The Close similarities between the Western
Australian Goldfields, South Africa, and peninsular India are
attributed to their origin in the super-continent of Gondwanaland |
Over the past couple of years, however, HGML
seems to have learned its lessons. Its current Managing Director,
L.V. Nagarajan, a 48-year old graduate of Indian Institute of Technology,
Madras (he's also a bureaucrat), rattles off a clutch of improvements:
"In three years, production has doubled from 1,581 kilograms
to 3,000 kilograms"; "Manpower costs have come down by
5 per cent"; "Employee expenses to produce a gram of gold
have reduced from Rs 242 in 2000 to Rs 186 in 2003"; "The
overall cost of production per gram is estimated at Rs 379 this
year". A simple exercise in math will show that HGML is on
to a good thing.

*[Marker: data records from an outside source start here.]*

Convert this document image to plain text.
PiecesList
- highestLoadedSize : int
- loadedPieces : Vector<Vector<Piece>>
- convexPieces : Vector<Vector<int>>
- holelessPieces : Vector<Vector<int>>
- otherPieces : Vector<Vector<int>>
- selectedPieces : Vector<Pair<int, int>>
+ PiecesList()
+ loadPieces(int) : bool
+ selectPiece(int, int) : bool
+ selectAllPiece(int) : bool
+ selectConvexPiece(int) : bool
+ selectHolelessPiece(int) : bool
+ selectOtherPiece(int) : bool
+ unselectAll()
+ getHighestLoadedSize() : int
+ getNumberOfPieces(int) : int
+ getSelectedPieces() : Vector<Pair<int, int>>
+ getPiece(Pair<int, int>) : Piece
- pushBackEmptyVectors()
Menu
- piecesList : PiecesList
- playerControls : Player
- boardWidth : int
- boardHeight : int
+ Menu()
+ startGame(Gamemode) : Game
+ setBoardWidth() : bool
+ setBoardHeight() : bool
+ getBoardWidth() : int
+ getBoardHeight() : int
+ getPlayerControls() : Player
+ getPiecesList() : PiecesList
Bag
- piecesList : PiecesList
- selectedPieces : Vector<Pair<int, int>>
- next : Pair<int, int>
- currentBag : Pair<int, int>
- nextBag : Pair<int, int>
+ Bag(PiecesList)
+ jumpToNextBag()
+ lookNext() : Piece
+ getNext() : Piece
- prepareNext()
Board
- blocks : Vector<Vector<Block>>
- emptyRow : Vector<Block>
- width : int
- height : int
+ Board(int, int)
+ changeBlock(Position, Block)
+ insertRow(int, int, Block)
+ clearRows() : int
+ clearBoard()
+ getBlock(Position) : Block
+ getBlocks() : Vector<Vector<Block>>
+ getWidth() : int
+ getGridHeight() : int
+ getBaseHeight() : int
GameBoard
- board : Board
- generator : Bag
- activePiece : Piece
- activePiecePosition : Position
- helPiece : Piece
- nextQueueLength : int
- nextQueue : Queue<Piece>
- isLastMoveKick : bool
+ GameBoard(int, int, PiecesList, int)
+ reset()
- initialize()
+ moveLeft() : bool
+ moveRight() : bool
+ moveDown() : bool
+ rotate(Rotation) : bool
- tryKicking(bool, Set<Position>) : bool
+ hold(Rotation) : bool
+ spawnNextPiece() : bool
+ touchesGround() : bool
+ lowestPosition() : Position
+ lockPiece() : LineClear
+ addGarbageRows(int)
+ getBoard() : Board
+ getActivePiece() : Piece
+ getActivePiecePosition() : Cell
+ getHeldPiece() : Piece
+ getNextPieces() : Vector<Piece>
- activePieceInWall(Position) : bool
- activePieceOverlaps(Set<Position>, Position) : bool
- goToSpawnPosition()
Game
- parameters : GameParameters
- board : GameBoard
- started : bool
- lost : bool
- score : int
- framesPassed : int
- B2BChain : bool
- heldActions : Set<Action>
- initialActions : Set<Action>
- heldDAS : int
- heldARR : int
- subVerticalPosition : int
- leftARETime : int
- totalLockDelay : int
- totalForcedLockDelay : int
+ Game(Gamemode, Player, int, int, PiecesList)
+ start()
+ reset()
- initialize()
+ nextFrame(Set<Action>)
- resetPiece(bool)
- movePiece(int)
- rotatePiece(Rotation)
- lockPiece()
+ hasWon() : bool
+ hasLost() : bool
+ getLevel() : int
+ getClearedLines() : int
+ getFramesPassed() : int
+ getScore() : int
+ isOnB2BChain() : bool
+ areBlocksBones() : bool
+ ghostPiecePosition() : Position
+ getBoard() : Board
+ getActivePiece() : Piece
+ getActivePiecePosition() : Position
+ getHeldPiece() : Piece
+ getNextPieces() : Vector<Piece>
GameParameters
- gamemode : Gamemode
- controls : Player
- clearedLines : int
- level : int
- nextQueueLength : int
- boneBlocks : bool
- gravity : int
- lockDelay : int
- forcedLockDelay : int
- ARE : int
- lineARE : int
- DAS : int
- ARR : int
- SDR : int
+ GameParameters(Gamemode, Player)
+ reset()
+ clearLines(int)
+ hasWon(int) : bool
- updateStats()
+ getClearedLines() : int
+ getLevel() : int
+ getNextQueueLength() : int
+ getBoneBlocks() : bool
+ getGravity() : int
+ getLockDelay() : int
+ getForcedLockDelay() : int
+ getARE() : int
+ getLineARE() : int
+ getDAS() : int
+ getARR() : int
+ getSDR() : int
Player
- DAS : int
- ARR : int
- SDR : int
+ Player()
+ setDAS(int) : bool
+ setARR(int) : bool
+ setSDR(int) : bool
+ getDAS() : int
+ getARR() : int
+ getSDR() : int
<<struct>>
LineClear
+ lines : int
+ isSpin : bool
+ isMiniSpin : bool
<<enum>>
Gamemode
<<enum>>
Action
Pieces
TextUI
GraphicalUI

The current price of gold is around Rs 640 a gram.
With production slated to touch 3,000 kilograms this year, HGML
will earn revenues of Rs 175 crore. Even more heartening is the
company's estimates of reserves: a proven quantity of 120 tonnes
and an additional 350 tonnes that needs to be mapped.
Deccan's Devenish is convinced that Hutti has
gold enough. The company has spent Rs 12 crore exploring blocks
in North Hutti (HGML's operations are in South) and surrounding
areas. The entry of the private sector isn't looked on too kindly
by the employees of HGML. "The government is bartering away
India's mineral wealth," says Mohammed Ameer Ali, General Secretary,
HGML Staff and Employee Union. "There is no need for any private
participation here; HGML itself is competent to scout for further
deposits." Ali conveniently ignores the fact that competition
has spurred this competence. Still, if The World Gold Council's
estimates are to be believed there's enough of the yellow metal
for everyone. In a place called nowhere.